This is the daily update for today, February 8, 2026.
One word that discribes the US economy: Risk
Based on the data provided, there are several key indicators signaling a potential risk of recession. The Leading Index for the United States has remained consistently below 100, which is a cause for concern. Additionally, the Smoothed U.S. Recession Probabilities have been consistently above 10.0, further indicating the possibility of a recession. The Chicago Fed National Activity Index has consistently remained below 0.0, along with the Civilian Unemployment Rate, U-6 Unemployment Rate, and 4-Week Moving Average of Initial Claims, which have all shown significant fluctuations. Furthermore, there's been a decline in the Total Nonfarm Employment and an increase in the Real Personal Income. The Consumer Price Index for All Urban Consumers (both overall and less food & energy) has been escalating, reaching potentially detrimental levels in the last year.

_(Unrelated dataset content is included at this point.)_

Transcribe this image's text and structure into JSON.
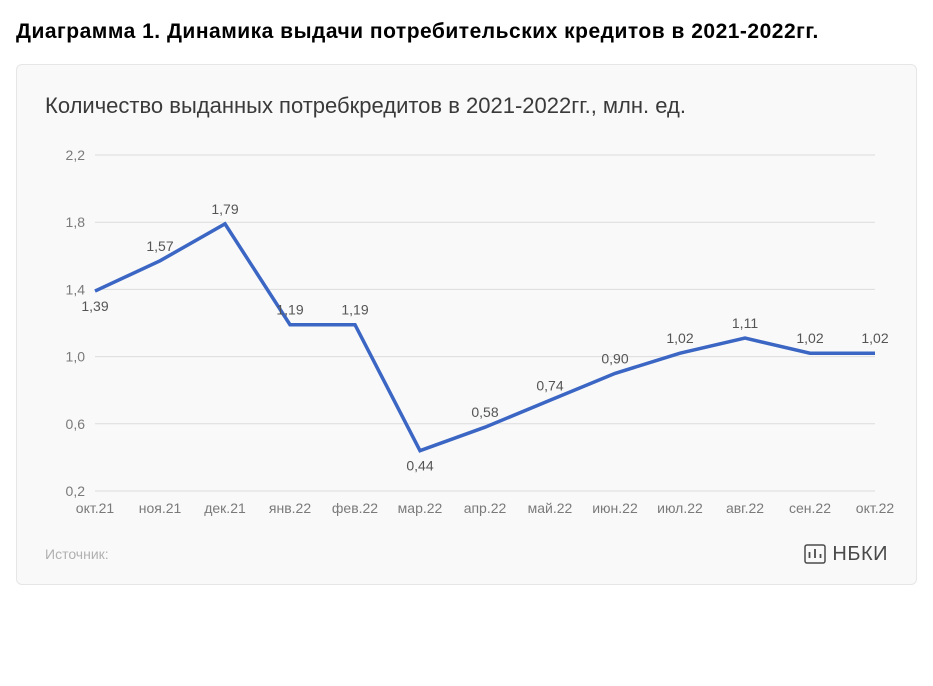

On the positive side, some indicators such as the Yield Curve (10yr to 3mo) are still within acceptable limits, suggesting that while some data is alarming, the overall economic health may still be within manageable thresholds. However, it's important to note that many of the critical indicators are pointing to elevated risks, warranting attention and potentially proactive measures to mitigate the potential impact of an economic downturn. Vigilance and caution should be exercised to closely monitor these economic signals and take appropriate action to counteract the potential effects of a recession.
Text written with ChatGPT from OpenAI.